Protéger la création, un enjeu de long terme
Suzi Sendama, de Level Law, souligne le danger de se lancer sans conseil ou de se fier à l'IA. “Des noms relativement connus dans la Mode prennent parfois des risques considérables en signant des contrats sans avis juridique, craignant les coûts élevés. La fondation a été créée justement pour combler ce fossé.” Elle insiste sur l'importance d'une relation de confiance avec un conseiller juridique, capable d'anticiper les problèmes et de guider le créateur dans ses choix.

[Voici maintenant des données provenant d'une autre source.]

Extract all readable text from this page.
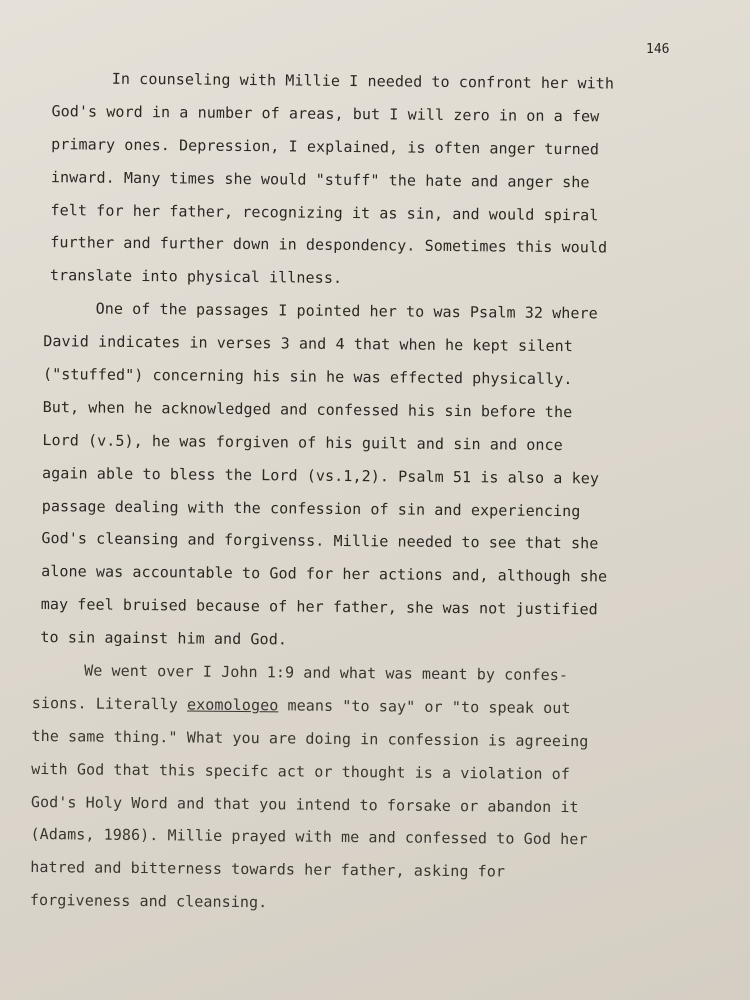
146
In counseling with Millie I needed to confront her with
God's word in a number of areas, but I will zero in on a few
primary ones. Depression, I explained, is often anger turned
inward. Many times she would "stuff" the hate and anger she
felt for her father, recognizing it as sin, and would spiral
further and further down in despondency. Sometimes this would
translate into physical illness.
One of the passages I pointed her to was Psalm 32 where
David indicates in verses 3 and 4 that when he kept silent
("stuffed") concerning his sin he was effected physically.
But, when he acknowledged and confessed his sin before the
Lord (v.5), he was forgiven of his guilt and sin and once
again able to bless the Lord (vs.1,2). Psalm 51 is also a key
passage dealing with the confession of sin and experiencing
God's cleansing and forgivenss. Millie needed to see that she
alone was accountable to God for her actions and, although she
may feel bruised because of her father, she was not justified
to sin against him and God.
We went over I John 1:9 and what was meant by confes-
sions. Literally exomologeo means "to say" or "to speak out
the same thing." What you are doing in confession is agreeing
with God that this specifc act or thought is a violation of
God's Holy Word and that you intend to forsake or abandon it
(Adams, 1986). Millie prayed with me and confessed to God her
hatred and bitterness towards her father, asking for
forgiveness and cleansing.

“Trop souvent, les entreprises créatives ne font appel à un avocat qu'une fois les choses en difficulté. Les meilleures relations se construisent sur la confiance et une connaissance approfondie de l'activité,” ajoute-t-elle. Devlin incarnait cette approche, alliant expertise juridique et vision stratégique à long terme.
Tahir Basheer, de Sheridans, qui a côtoyé Devlin, salue son expertise inégalée en droit de la Mode. “Il était le meilleur allié qu’un créateur puisse avoir, capable de gérer les urgences tout en offrant une perspective globale sur le marché.” La fondation s'engage à offrir un accompagnement personnalisé, au-delà des simples conseils juridiques, en tenant compte des spécificités de chaque secteur d'activité. “Comprendre les nuances et les mécanismes de l'industrie, la nature du travail et les personnes impliquées est essentiel pour fournir un soutien véritable et aider à surmonter les difficultés”, explique Basheer.
La Fondation Hugh Devlin ouvrira ses portes aux candidatures en ligne, à destination des créateurs basés au Royaume-Uni, à la fin juin. Les projets seront triés et mis en relation avec des bénévoles experts. Un nouveau chapitre s'ouvre pour l'industrie de la Mode, porté par l'héritage d'un homme qui a su allier passion pour la création et rigueur juridique, laissant derrière lui une fondation vouée à la protection et au développement des talents de demain.